HourlyCamelsUS

class neuralhydrology.datasetzoo.hourlycamelsus.HourlyCamelsUS(cfg: Config, is_train: bool, period: str, basin: str = None, additional_features: list = [], id_to_int: dict = {}, scaler: dict = {})

Bases: CamelsUS

Data set class providing hourly data for CAMELS US basins.

This class extends the CamelsUS dataset class by hourly in- and output data. Currently, only NLDAS forcings are available at an hourly resolution.

Parameters:

cfg (Config) – The run configuration.
is_train (bool) – Defines if the dataset is used for training or evaluating. If True (training), means/stds for each feature are computed and stored to the run directory. If one-hot encoding is used, the mapping for the one-hot encoding is created and also stored to disk. If False, a scaler input is expected and similarly the id_to_int input if one-hot encoding is used.
period ({'train', 'validation', 'test'}) – Defines the period for which the data will be loaded
basin (str, optional) – If passed, the data for only this basin will be loaded. Otherwise the basin(s) are read from the appropriate basin file, corresponding to the period.
additional_features (List[Dict[str, pd.DataFrame]], optional) – List of dictionaries, mapping from a basin id to a pandas DataFrame. This DataFrame will be added to the data loaded from the dataset and all columns are available as ‘dynamic_inputs’, ‘evolving_attributes’ and ‘target_variables’
id_to_int (Dict[str, int], optional) – If the config argument ‘use_basin_id_encoding’ is True in the config and period is either ‘validation’ or ‘test’, this input is required. It is a dictionary, mapping from basin id to an integer (the one-hot encoding).
scaler (Dict[str, Union[pd.Series, xarray.DataArray]], optional) – If period is either ‘validation’ or ‘test’, this input is required. It contains the centering and scaling for each feature and is stored to the run directory during training (train_data/train_data_scaler.yml).

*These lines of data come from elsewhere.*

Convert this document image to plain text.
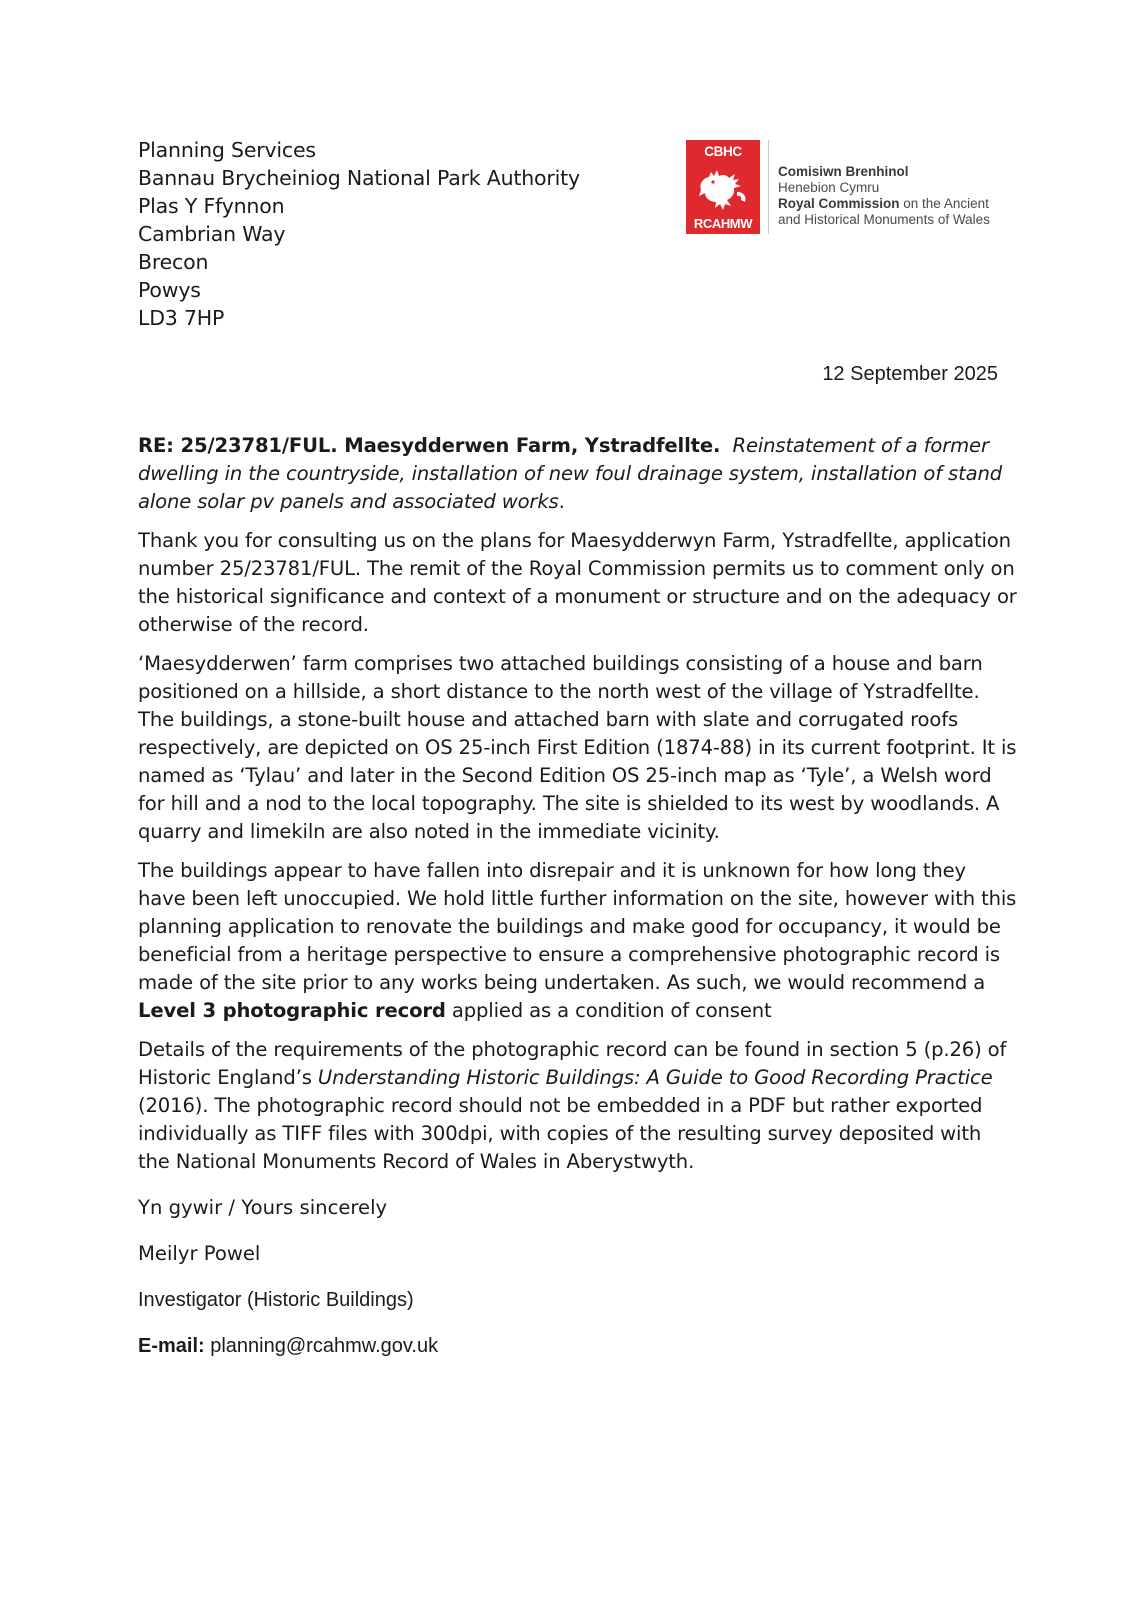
Planning Services
Bannau Brycheiniog National Park Authority
Plas Y Ffynnon
Cambrian Way
Brecon
Powys
LD3 7HP
CBHC
RCAHMW
Comisiwn Brenhinol
Henebion Cymru
Royal Commission on the Ancient
and Historical Monuments of Wales
12 September 2025

RE: 25/23781/FUL. Maesydderwen Farm, Ystradfellte. Reinstatement of a former dwelling in the countryside, installation of new foul drainage system, installation of stand alone solar pv panels and associated works.

Thank you for consulting us on the plans for Maesydderwyn Farm, Ystradfellte, application number 25/23781/FUL. The remit of the Royal Commission permits us to comment only on the historical significance and context of a monument or structure and on the adequacy or otherwise of the record.

‘Maesydderwen’ farm comprises two attached buildings consisting of a house and barn positioned on a hillside, a short distance to the north west of the village of Ystradfellte. The buildings, a stone-built house and attached barn with slate and corrugated roofs respectively, are depicted on OS 25-inch First Edition (1874-88) in its current footprint. It is named as ‘Tylau’ and later in the Second Edition OS 25-inch map as ‘Tyle’, a Welsh word for hill and a nod to the local topography. The site is shielded to its west by woodlands. A quarry and limekiln are also noted in the immediate vicinity.

The buildings appear to have fallen into disrepair and it is unknown for how long they have been left unoccupied. We hold little further information on the site, however with this planning application to renovate the buildings and make good for occupancy, it would be beneficial from a heritage perspective to ensure a comprehensive photographic record is made of the site prior to any works being undertaken. As such, we would recommend a Level 3 photographic record applied as a condition of consent

Details of the requirements of the photographic record can be found in section 5 (p.26) of Historic England’s Understanding Historic Buildings: A Guide to Good Recording Practice (2016). The photographic record should not be embedded in a PDF but rather exported individually as TIFF files with 300dpi, with copies of the resulting survey deposited with the National Monuments Record of Wales in Aberystwyth.

Yn gywir / Yours sincerely
Meilyr Powel
Investigator (Historic Buildings)
E-mail: planning@rcahmw.gov.uk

load_hourly_data(basin: str, forcings: str) → pandas.DataFrame

Load a single set of hourly forcings and discharge. If available, loads from NetCDF, else from csv.

Parameters:

basin (str) – Identifier of the basin for which to load data.
forcings (str) – Name of the forcings set to load.

Returns:

Time-indexed DataFrame with forcings and discharge values for the specified basin.

Return type:

pd.DataFrame

neuralhydrology.datasetzoo.hourlycamelsus.load_hourly_us_discharge(data_dir: Path, basin: str) → pandas.DataFrame

Load the hourly discharge data for a basin of the CAMELS US data set.

Parameters:

data_dir (Path) – Path to the CAMELS US directory. This folder must contain a folder called ‘hourly’ with a subdirectory ‘usgs_streamflow’ which contains the discharge files (.csv) for each basin. File names must contain the 8-digit basin id.
basin (str) – 8-digit USGS identifier of the basin.

Returns:

Time-index Series of the discharge values (mm/hour)

Return type:

pd.Series

neuralhydrology.datasetzoo.hourlycamelsus.load_hourly_us_forcings(data_dir: Path, basin: str, forcings: str) → pandas.DataFrame

Load the hourly forcing data for a basin of the CAMELS US data set.

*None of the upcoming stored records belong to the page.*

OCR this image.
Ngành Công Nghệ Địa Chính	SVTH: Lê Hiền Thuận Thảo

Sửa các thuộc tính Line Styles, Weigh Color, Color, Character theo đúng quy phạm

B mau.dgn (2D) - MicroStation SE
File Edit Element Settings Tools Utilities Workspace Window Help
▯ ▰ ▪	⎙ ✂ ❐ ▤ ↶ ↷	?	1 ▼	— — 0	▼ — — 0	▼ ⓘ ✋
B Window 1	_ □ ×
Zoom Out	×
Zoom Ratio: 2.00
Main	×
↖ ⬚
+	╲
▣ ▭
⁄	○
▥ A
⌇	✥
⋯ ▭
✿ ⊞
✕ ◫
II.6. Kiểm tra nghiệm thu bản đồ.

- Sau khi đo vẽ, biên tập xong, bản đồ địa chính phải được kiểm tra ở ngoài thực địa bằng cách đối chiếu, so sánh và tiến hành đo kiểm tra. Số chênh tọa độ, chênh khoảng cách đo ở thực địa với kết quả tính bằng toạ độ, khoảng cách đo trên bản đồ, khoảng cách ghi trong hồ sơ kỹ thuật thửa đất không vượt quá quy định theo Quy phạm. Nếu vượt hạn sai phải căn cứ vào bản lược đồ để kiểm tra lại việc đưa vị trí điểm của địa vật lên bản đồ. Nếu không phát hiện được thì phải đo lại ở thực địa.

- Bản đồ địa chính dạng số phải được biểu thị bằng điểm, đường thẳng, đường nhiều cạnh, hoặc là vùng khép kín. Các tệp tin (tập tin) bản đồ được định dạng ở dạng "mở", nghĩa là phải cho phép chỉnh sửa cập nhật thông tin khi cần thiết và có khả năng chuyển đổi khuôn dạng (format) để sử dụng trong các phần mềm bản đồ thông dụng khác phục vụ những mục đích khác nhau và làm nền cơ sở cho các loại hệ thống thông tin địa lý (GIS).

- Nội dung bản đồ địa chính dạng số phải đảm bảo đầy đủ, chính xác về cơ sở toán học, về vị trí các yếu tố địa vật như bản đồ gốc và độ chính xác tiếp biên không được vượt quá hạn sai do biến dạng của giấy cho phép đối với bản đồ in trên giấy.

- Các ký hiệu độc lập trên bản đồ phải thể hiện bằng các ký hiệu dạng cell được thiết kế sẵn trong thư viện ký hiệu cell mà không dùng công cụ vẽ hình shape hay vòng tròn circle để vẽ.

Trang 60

The hourly forcings are not included in the original data set by Newman et al. (2017).

Parameters:

data_dir (Path) – Path to the CAMELS US directory. This folder must contain an ‘hourly’ folder containing one subdirectory for each forcing, which contains the forcing files (.csv) for each basin. Files have to contain the 8-digit basin id.
basin (str) – 8-digit USGS identifier of the basin.
forcings (str) – Must match the folder names in the ‘hourly’ directory. E.g. ‘nldas_hourly’

Returns:

Time-indexed DataFrame, containing the forcing data.

Return type:

pd.DataFrame

neuralhydrology.datasetzoo.hourlycamelsus.load_hourly_us_netcdf(data_dir: Path, forcings: str) → xarray.Dataset

Load hourly forcing and discharge data from preprocessed netCDF file.

Parameters:

data_dir (Path) – Path to the CAMELS US directory. This folder must contain a folder called ‘hourly’, containing the netCDF file.
forcings (str) – Name of the forcing product. Must match the ending of the netCDF file. E.g. ‘nldas_hourly’ for ‘usgs-streamflow-nldas_hourly.nc’

Returns:

Dataset containing the combined discharge and forcing data of all basins (as stored in the netCDF)

Return type:

xarray.Dataset

neuralhydrology.datasetzoo.hourlycamelsus.load_hourly_us_stage(data_dir: Path, basin: str) → pandas.Series

Load the hourly stage data for a basin of the CAMELS US data set.

Parameters:

data_dir (Path) – Path to the CAMELS US directory. This folder must contain a folder called ‘hourly’ with a subdirectory ‘usgs_stage’ which contains the stage files (.csv) for each basin. File names must contain the 8-digit basin id.
basin (str) – 8-digit USGS identifier of the basin.

Returns:

Time-index Series of the stage values (m)

Return type:

pd.Series